Nata nel secolo scorso negli Stati Uniti è oggi una pratica diffusa in tutto il mondo. In Italia la SIMont crea una rete di psichiatri che lavorano in sinergia con guide alpine. Brega (direttore psichiatria Feltre): «Camminare in montagna consente di ascoltare il proprio corpo e superare la paura di non farcela»
È la montagnaterapia la nuova frontiera per “allenare” bene la salute mentale. A riferirlo è la società italiana di montagnaterapia (SIMont). Questa pratica, nata agli inizi del secolo scorso negli Stati Uniti, si è diffusa intorno agli anni ‘30 anche in nord Europa, per arrivare ad essere strutturata alla fine degli anni ’80. Nel 1994 negli Usa si diffonde una copiosa letteratura sui benefici della montagna dove la Wilderness Therapy o l’Outdoor Behavioral Healthcare via via assurgono a vere e proprie discipline sanitarie o educative per una varietà di popolazioni, come dipendenti da sostanze, persone con disabilità o malattia psichiatrica, e giovani problematici. In Italia si comincia a parlarne alla fine degli anni ’90 in ambito psichiatrico, ma occorre attendere il nuovo secolo perché si diffonda anche in altri settori di patologia, come dipendenze, minori problematici, disabili fisici e mentali. Nel 2006 si crea una rete di operatori e istruttori su tutto il territorio nazionale e viene adottato il termine di montagnaterapia. Solo in tempi più recenti (2018) però nasce un’ampia produzione scientifica e la SIMont diventa il punto di riferimento di quanti, in ambito medico, scelgono di intraprendere percorsi in quota per migliorare la condizioni di pazienti affetti da patologie della mente.
Oggi è praticata su tutto il territorio nazionale, anche se il primato spetta sempre alle Dolomiti. Ed è proprio su queste montagne, a Feltre, in provincia di Belluno che opera Angelo Brega, direttore di psichiatria dell’ospedale cittadino che fa della montagnaterapia un punto di forza nella cura della salute mentale. «Ha una valenza riabilitativa molto varia con diversi ambiti di applicazione – spiega Brega – camminare in montagna consente di ascoltare il proprio corpo, sentirsi immersi in una natura accogliente, ma anche scoprire con umiltà e piccoli passi che certi limiti si possono superare, mentre altri devono essere rispettati.

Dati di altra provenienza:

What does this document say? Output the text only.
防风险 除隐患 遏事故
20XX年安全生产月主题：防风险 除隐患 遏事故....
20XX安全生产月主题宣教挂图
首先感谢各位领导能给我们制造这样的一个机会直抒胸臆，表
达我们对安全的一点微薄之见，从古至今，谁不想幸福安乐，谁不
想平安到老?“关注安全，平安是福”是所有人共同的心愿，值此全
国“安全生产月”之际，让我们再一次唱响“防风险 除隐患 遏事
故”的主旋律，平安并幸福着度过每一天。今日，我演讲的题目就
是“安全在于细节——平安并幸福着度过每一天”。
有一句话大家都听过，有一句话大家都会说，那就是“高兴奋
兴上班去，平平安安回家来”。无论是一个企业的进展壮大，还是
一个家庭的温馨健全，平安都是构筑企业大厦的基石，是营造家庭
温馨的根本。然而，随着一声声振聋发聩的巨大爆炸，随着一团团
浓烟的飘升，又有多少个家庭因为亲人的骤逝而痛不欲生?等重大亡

Per alcuni le barriere sono fisiche, per altri sono interiori come la paura di non farcela, la solitudine, l’incomunicabilità, il disagio psichico, ma quando a fatica si raggiunge la vetta si ha la possibilità di guardare il mondo da un’altra prospettiva».

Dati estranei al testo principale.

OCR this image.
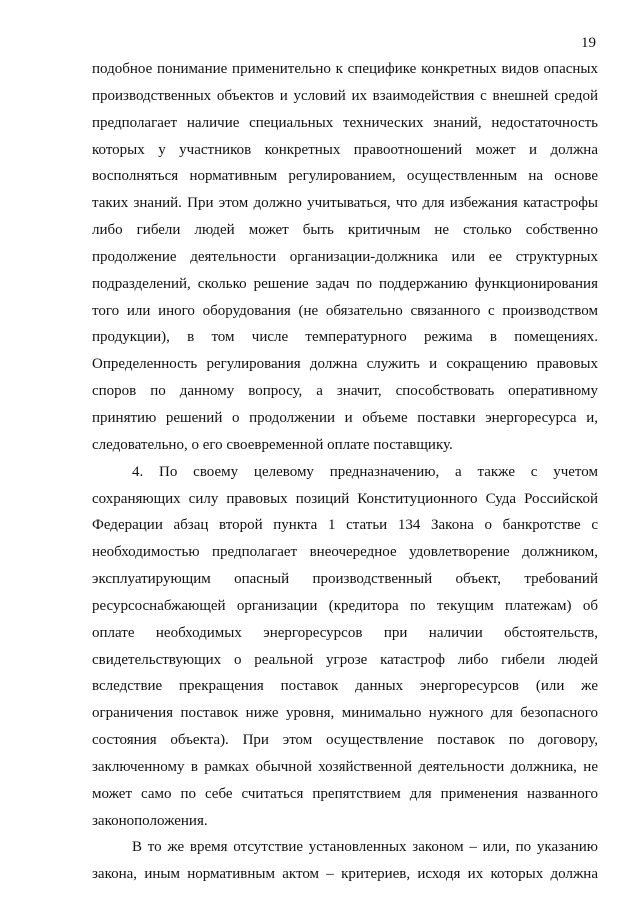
19
подобное понимание применительно к специфике конкретных видов опасных
производственных объектов и условий их взаимодействия с внешней средой
предполагает наличие специальных технических знаний, недостаточность
которых у участников конкретных правоотношений может и должна
восполняться нормативным регулированием, осуществленным на основе
таких знаний. При этом должно учитываться, что для избежания катастрофы
либо гибели людей может быть критичным не столько собственно
продолжение деятельности организации-должника или ее структурных
подразделений, сколько решение задач по поддержанию функционирования
того или иного оборудования (не обязательно связанного с производством
продукции), в том числе температурного режима в помещениях.
Определенность регулирования должна служить и сокращению правовых
споров по данному вопросу, а значит, способствовать оперативному
принятию решений о продолжении и объеме поставки энергоресурса и,
следовательно, о его своевременной оплате поставщику.
4. По своему целевому предназначению, а также с учетом
сохраняющих силу правовых позиций Конституционного Суда Российской
Федерации абзац второй пункта 1 статьи 134 Закона о банкротстве с
необходимостью предполагает внеочередное удовлетворение должником,
эксплуатирующим опасный производственный объект, требований
ресурсоснабжающей организации (кредитора по текущим платежам) об
оплате необходимых энергоресурсов при наличии обстоятельств,
свидетельствующих о реальной угрозе катастроф либо гибели людей
вследствие прекращения поставок данных энергоресурсов (или же
ограничения поставок ниже уровня, минимально нужного для безопасного
состояния объекта). При этом осуществление поставок по договору,
заключенному в рамках обычной хозяйственной деятельности должника, не
может само по себе считаться препятствием для применения названного
законоположения.
В то же время отсутствие установленных законом – или, по указанию
закона, иным нормативным актом – критериев, исходя их которых должна
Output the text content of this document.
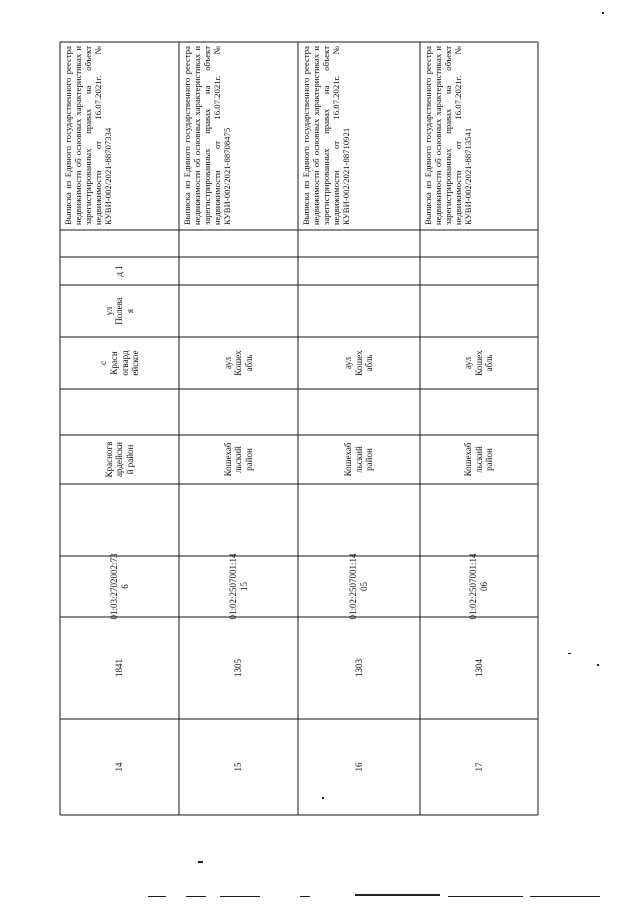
14
1841
01:03:2702002:73
6
Красногв
ардейски
й район
с
Красн
огвард
ейское
ул
Полева
я
д 1
Выписка из Единого государственного реестра недвижимости об основных характеристиках и зарегистрированных правах на объект недвижимости от 16.07.2021г. № КУВИ-002/2021-88707334
15
1305
01:02:2507001:14
15
Кошехаб
льский
район
аул
Кошех
абль
Выписка из Единого государственного реестра недвижимости об основных характеристиках и зарегистрированных правах на объект недвижимости от 16.07.2021г. № КУВИ-002/2021-88708475
16
1303
01:02:2507001:14
05
Кошехаб
льский
район
аул
Кошех
абль
Выписка из Единого государственного реестра недвижимости об основных характеристиках и зарегистрированных правах на объект недвижимости от 16.07.2021г. № КУВИ-002/2021-88710921
17
1304
01:02:2507001:14
06
Кошехаб
льский
район
аул
Кошех
абль
Выписка из Единого государственного реестра недвижимости об основных характеристиках и зарегистрированных правах на объект недвижимости от 16.07.2021г. № КУВИ-002/2021-88713541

Conoscere e vivere la montagna per imparare a gestire le emozioni che attraversano la mente. Con questo obiettivo il dottor Brega e i colleghi psichiatri che si riferiscono a SIMont formano gruppi dai sei ai dodici partecipanti e scelgono percorsi che vanno dalle due alle sei ore. «L’attività è molto varia, ci sono diversi ambiti in cui la montagnaterapia si applica – ammette -. A seconda della tipologia di utenti la montagna offre diverse possibilità che vanno dal trekking, all’arrampicata sportiva, fino allo sci da fondo. La montagna è un ambito che può essere sperimentato e declinato in modi molto diversi».
Da non confondere la gita in quota con la montagnaterapia, un progetto strutturato che prevede un certo numero di uscite con una cadenza regolare. «Più è frequente, regolare e programmata la cura, e maggiori saranno i benefici – tiene a precisare Brega –. La prassi più abituale prevede che ci siano incontri preliminari e incontri di restituzione per misurare gli effetti della montagna sulla salute mentale».
Il percorso di cura si articola con più uscite a cadenza regolare per almeno un anno e l’accompagnamento è affidato a tecnici della montagna e agli operatori della salute mentale o delle dipendenze. «Una collaborazione che permette da un lato di avere un controllo costante del paziente e dall’altra di sfruttare le competenze degli esperti della montagna (guide alpine, volontari del CAI) per conoscere al meglio il territorio da esplorare – rimarca il direttore di psichiatria dell’ospedale di Feltre -. I gruppi sono omogenei, costituiti sulla base delle motivazioni, fanno riferimento ad un servizio di salute mentale o di dipendenze, ma hanno comunque obiettivi personalizzati». Il futuro sembra essere sempre più blu e non solo in senso metaforico. «Allo scetticismo inziale, è seguito un consenso diffuso tanto che oggi alla proposta di un percorso di montagnaterapia la risposta è sempre favorevole», conclude Brega.